Si tratta del cosiddetta risk-reversal rate, un rivelatore del posizionamento e del sentiment del mercato, il quale è già calato ai minimi da maggio 2016, proprio prima del referendum sul Brexit, sintomo che oggi i traders sono molto più cauti nelle loro scommesse. Di più, quest’altro grafico ci mostra i come mercati del credito sovrano segnalino un elevato rischio Paese della Francia nei confronti della Germania.

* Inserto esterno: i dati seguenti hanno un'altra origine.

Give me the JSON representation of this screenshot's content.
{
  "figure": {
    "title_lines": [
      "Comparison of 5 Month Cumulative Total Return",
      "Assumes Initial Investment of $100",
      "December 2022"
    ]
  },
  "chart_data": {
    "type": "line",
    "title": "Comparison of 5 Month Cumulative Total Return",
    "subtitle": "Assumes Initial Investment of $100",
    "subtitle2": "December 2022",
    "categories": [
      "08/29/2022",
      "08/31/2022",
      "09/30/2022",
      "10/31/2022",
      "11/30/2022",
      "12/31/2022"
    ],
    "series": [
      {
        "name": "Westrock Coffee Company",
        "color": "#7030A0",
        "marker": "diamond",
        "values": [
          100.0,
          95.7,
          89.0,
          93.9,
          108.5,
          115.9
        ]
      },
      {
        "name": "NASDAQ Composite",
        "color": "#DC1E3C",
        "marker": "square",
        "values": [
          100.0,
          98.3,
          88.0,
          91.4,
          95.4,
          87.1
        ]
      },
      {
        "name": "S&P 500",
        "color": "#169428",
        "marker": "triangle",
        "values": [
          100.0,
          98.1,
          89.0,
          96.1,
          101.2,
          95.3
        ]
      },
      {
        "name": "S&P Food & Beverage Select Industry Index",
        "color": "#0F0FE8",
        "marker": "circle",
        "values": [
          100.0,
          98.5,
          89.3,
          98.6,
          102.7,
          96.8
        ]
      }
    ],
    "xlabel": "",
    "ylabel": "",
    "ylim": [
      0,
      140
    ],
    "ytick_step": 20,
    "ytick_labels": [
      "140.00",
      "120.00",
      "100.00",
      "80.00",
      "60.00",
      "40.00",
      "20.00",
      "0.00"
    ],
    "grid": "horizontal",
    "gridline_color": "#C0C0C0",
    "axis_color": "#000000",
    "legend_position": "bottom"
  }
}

La domanda è una sola: se oggi, sul mero e formalmente molto improbabile timore dell’arrivo della Le Pen all’Eliseo, ci troviamo di fronte a posizioni hedge di questo livello, cosa accadrebbe se l’impossibile divenisse realtà il 7 maggio prossimo? Il fatto che poi, ieri pomeriggio, Goldman Sachs abbia operato il downgrade sui bond francesi, invitando la propria clientela «ad aprire shorts tattici sull’Oat, visto che la duration appare ormai troppo cara» rispetto al rischio Paese, parla molto chiaro. Certo, se per contrastare la Le Pen si continueranno strumentalmente a scomodare fatti di 70 anni fa, sperando in una scivolata antisemita, meglio davvero posizionarsi tutti per una sorpresa.